„Anne Will“: Nach dem Brexit darf es kein „Hingewurschtel“ geben

Die Umfragen waren bekannt – und das Ergebnis dennoch ein Schock: „Die Briten sind raus“, fasst es Anne Will in ihrer trotz Sommerpause einberufenen Diskussionsrunde am Sonntagabend zusammen. „Oder ist nach dem Referendum schon wieder vor dem Referendum?“ So eindeutig scheint das Ergebnis der Abstimmung vom Donnerstag nämlich plötzlich nicht mehr: Es werden Stimmen laut, Schottland werde nachverhandeln, manche Briten würden lieber nochmal abstimmen wollen – und ganz offiziell beantragt hat die Regierung Großbritanniens den Austritt auch noch nicht.

Anne Wills Gäste werden sich jedenfalls nicht wirklich einig, wie das Ganze den nun von statten gehen soll. Anna Firth von den Tories, einzige Brexit-Befürworterin der Runde, versteht die ganze Aufregung nicht: Ein Schock sei das Ergebnis keinesfalls, die Briten wünschten eben ein „demokratischeres System“, mit Ressentiments gegen Migranten habe all das nichts zu tun. Den Austritt aus der EU werde Großbritannien schlicht durch das im Artikel 50 des EU-Vertrages auslösen, aber selbstverständlich erst dann wenn ein entsprechender Rahmen vorliege. Im Oktober habe man einen neuen Premier, der werde sich darum dann kümmern. Ein ordnungsgemäßer Ausstieg sei schließlich im Interesse Großbritanniens und der EU, das werde jetzt etwas dauert, „das ist aber gar nicht so schlimm.“

Für Rolf-Dieter Krause, Leiter des ARD-Studios Brüssel, ist all das nicht so selbstverständlich: Das Verfahren nach Artikel 50 sei keineswegs das Ende, sondern der Anfang des Prozederes, sagt er. „Es wird niemand mit ihnen verhandeln, bis sie nicht den Artikel 50 ziehen“, warnt er Firth. Ein „Hingewurschtel“ dürfe es jetzt nicht geben. In Berlin sehe man das aber wohl nicht ganz so deutlich, kritisiert der Journalist Äußerungen der Kanzlerin. Ob der Brexit jetzt überhaupt vollzogen wird? Sein Verstand sage ja, aber er werde das Gefühl nicht los, dass es auch anders kommen könne, meint Krause.
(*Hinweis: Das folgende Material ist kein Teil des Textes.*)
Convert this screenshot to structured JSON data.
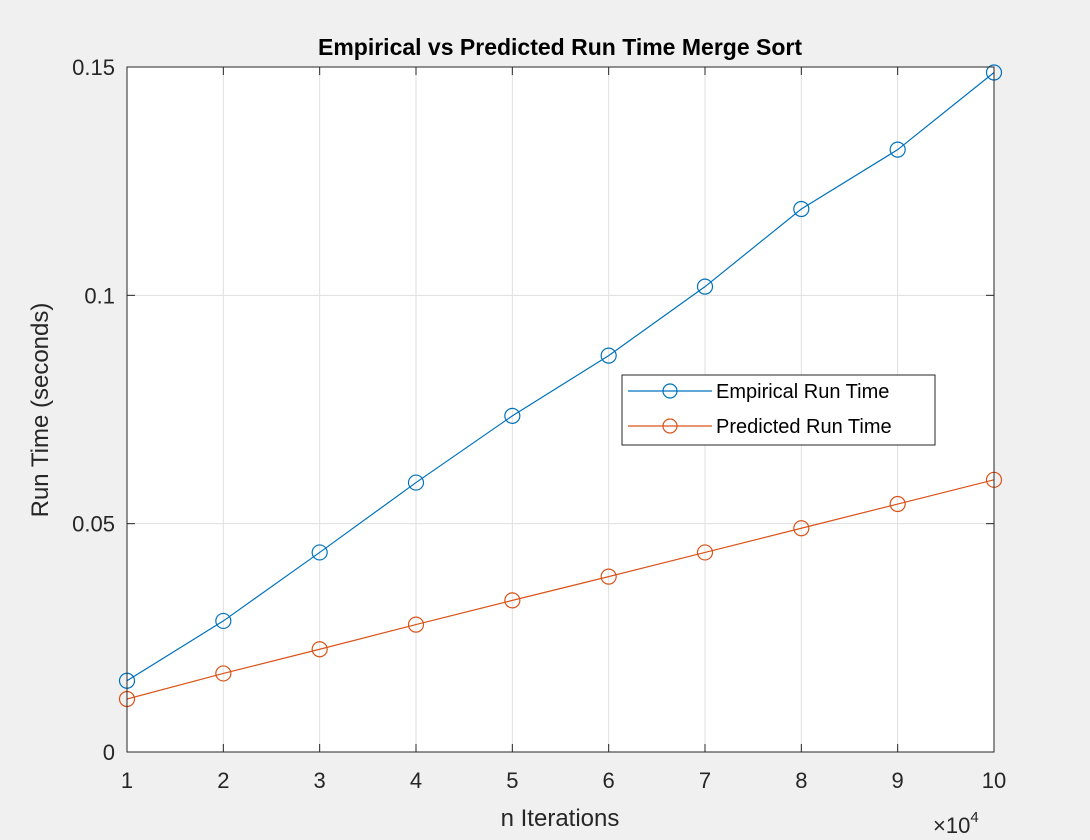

Verteidigungsministerin Ursula von der Leyen (CDU) fordert am Sonntag jedenfalls, die Briten müssten sich nun zügig auf Artikel 50 berufen. Monate zu warten sei „eigentlich nicht hinnehmbar“. Ganz überzeugt davon, dass der Austritt auch tatsächlich kommt, ist sie offenbar nicht: So spricht die stellvertretende CDU-Vorsitzendes zu Beginn der Diskussion noch mit Bedacht vom „Brexit, wenn er denn stattfindet“.

Später sagt sie dann, sie glaube, die Briten würden tatsächlich austreten – auch wenn ihr Herz blute. Über Firths Vorstellungen vom notwendigen Vorgehen ist sie jedenfalls „einigermaßen erschüttert“. Denn auch von der Leyen ist der Überzeugung, dass eine Berufung auf Artikel 50, den Anfang der Verhandlungen markiere.